Programming with the tidyverse
… Is not exactly self-evident. It actually requires some head wrapping, at least in my experience. In this post, we are exploring some aspects on programming when filtering rows. Let’s see.
Setup
library(tidyverse)
Some filtering chunk
Let’s say we would like to filter observations according to some variable and a given threshold in some data set:
mtcars %>%
filter(hp > 200)
## mpg cyl disp hp drat wt qsec vs am gear carb
## Duster 360 14.3 8 360 245 3.21 3.570 15.84 0 0 3 4
## Cadillac Fleetwood 10.4 8 472 205 2.93 5.250 17.98 0 0 3 4
## Lincoln Continental 10.4 8 460 215 3.00 5.424 17.82 0 0 3 4
## Chrysler Imperial 14.7 8 440 230 3.23 5.345 17.42 0 0 3 4
## Camaro Z28 13.3 8 350 245 3.73 3.840 15.41 0 0 3 4
## Ford Pantera L 15.8 8 351 264 4.22 3.170 14.50 0 1 5 4
## Maserati Bora 15.0 8 301 335 3.54 3.570 14.60 0 1 5 8
Of course, that’s a toy problem, but for the sake of the tidyverse programming thing, it may be a helpful start to keep things straight.
Now, say, instead of 200
, we abstract it to threshold
, a variable giving the filter value:
threshold <- 200
mtcars %>%
filter(hp > threshold)
## mpg cyl disp hp drat wt qsec vs am gear carb
## Duster 360 14.3 8 360 245 3.21 3.570 15.84 0 0 3 4
## Cadillac Fleetwood 10.4 8 472 205 2.93 5.250 17.98 0 0 3 4
## Lincoln Continental 10.4 8 460 215 3.00 5.424 17.82 0 0 3 4
## Chrysler Imperial 14.7 8 440 230 3.23 5.345 17.42 0 0 3 4
## Camaro Z28 13.3 8 350 245 3.73 3.840 15.41 0 0 3 4
## Ford Pantera L 15.8 8 351 264 4.22 3.170 14.50 0 1 5 4
## Maserati Bora 15.0 8 301 335 3.54 3.570 14.60 0 1 5 8
Works! So filter
is able to digest a variable, at least at the right hand side of the filter expression.

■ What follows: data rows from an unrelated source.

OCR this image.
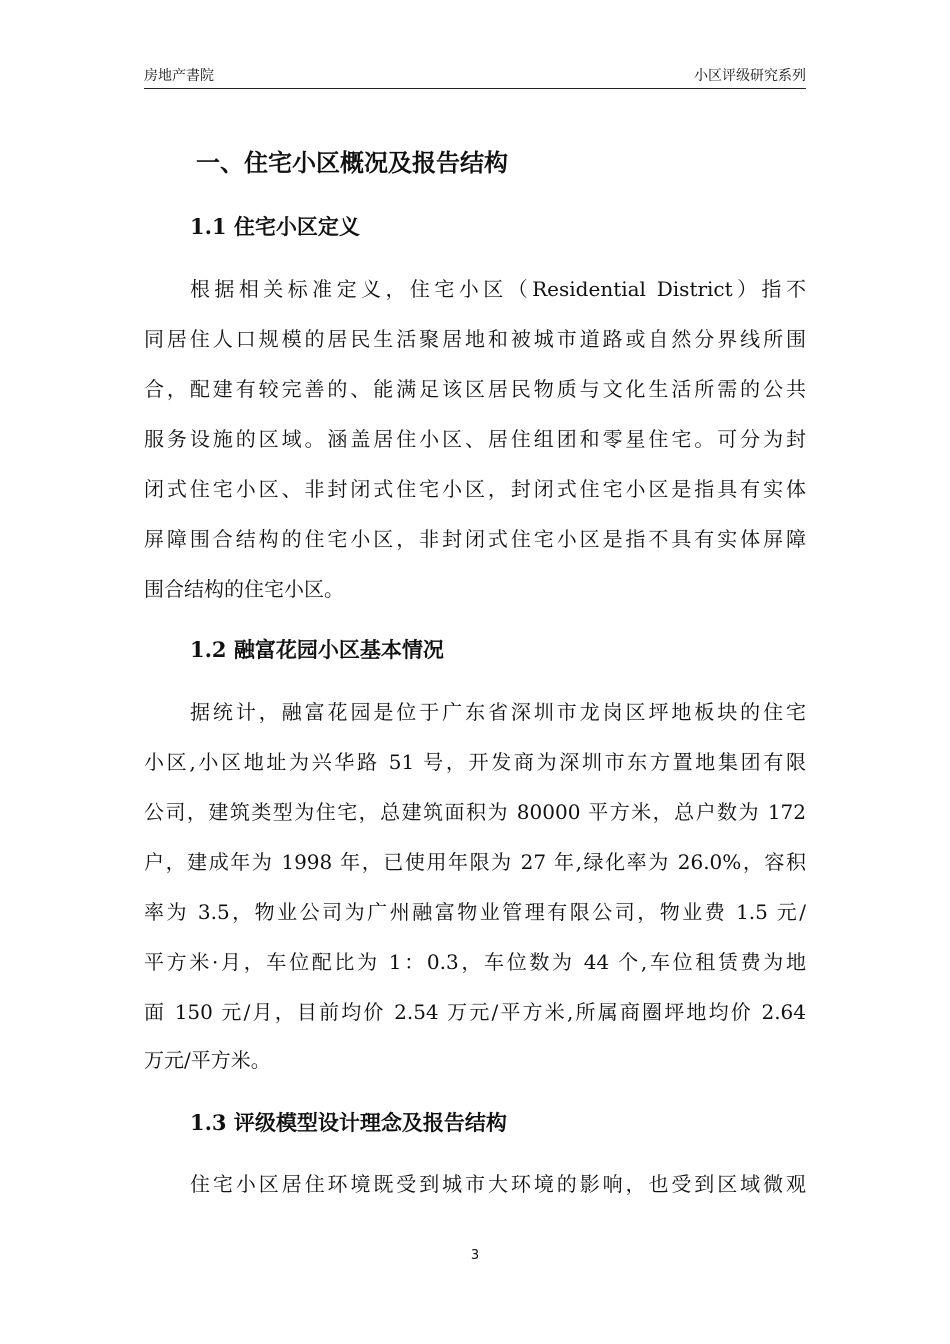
房地产書院	小区评级研究系列
一、住宅小区概况及报告结构
1.1 住宅小区定义
根据相关标准定义，住宅小区（Residential District）指不
同居住人口规模的居民生活聚居地和被城市道路或自然分界线所围
合，配建有较完善的、能满足该区居民物质与文化生活所需的公共
服务设施的区域。涵盖居住小区、居住组团和零星住宅。可分为封
闭式住宅小区、非封闭式住宅小区，封闭式住宅小区是指具有实体
屏障围合结构的住宅小区，非封闭式住宅小区是指不具有实体屏障
围合结构的住宅小区。
1.2 融富花园小区基本情况
据统计，融富花园是位于广东省深圳市龙岗区坪地板块的住宅
小区,小区地址为兴华路 51 号，开发商为深圳市东方置地集团有限
公司，建筑类型为住宅，总建筑面积为 80000 平方米，总户数为 172
户，建成年为 1998 年，已使用年限为 27 年,绿化率为 26.0%，容积
率为 3.5，物业公司为广州融富物业管理有限公司，物业费 1.5 元/
平方米·月，车位配比为 1：0.3，车位数为 44 个,车位租赁费为地
面 150 元/月，目前均价 2.54 万元/平方米,所属商圈坪地均价 2.64
万元/平方米。
1.3 评级模型设计理念及报告结构
住宅小区居住环境既受到城市大环境的影响，也受到区域微观
3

Now let’s abstract it to a function
filter_fun <- function(data, threshold){
data %>%
filter(hp > threshold)
}
Let’s try it:
filter_fun(mtcars, 200)
## mpg cyl disp hp drat wt qsec vs am gear carb
## Duster 360 14.3 8 360 245 3.21 3.570 15.84 0 0 3 4
## Cadillac Fleetwood 10.4 8 472 205 2.93 5.250 17.98 0 0 3 4
## Lincoln Continental 10.4 8 460 215 3.00 5.424 17.82 0 0 3 4
## Chrysler Imperial 14.7 8 440 230 3.23 5.345 17.42 0 0 3 4
## Camaro Z28 13.3 8 350 245 3.73 3.840 15.41 0 0 3 4
## Ford Pantera L 15.8 8 351 264 4.22 3.170 14.50 0 1 5 4
## Maserati Bora 15.0 8 301 335 3.54 3.570 14.60 0 1 5 8
Works!
Actract variable to be filtered
filter_fun <- function(data, col, threshold){
data %>%
filter({{col}} > threshold)
}
Let’s try it:
filter_fun(mtcars, hp, 200)
## mpg cyl disp hp drat wt qsec vs am gear carb
## Duster 360 14.3 8 360 245 3.21 3.570 15.84 0 0 3 4
## Cadillac Fleetwood 10.4 8 472 205 2.93 5.250 17.98 0 0 3 4
## Lincoln Continental 10.4 8 460 215 3.00 5.424 17.82 0 0 3 4
## Chrysler Imperial 14.7 8 440 230 3.23 5.345 17.42 0 0 3 4
## Camaro Z28 13.3 8 350 245 3.73 3.840 15.41 0 0 3 4
## Ford Pantera L 15.8 8 351 264 4.22 3.170 14.50 0 1 5 4
## Maserati Bora 15.0 8 301 335 3.54 3.570 14.60 0 1 5 8
Works!
We can make use of the “curly curly” operator as in {{col}}
to explain to the tidyverse function
that what now comes is a variable, and not a column name in the present data frame.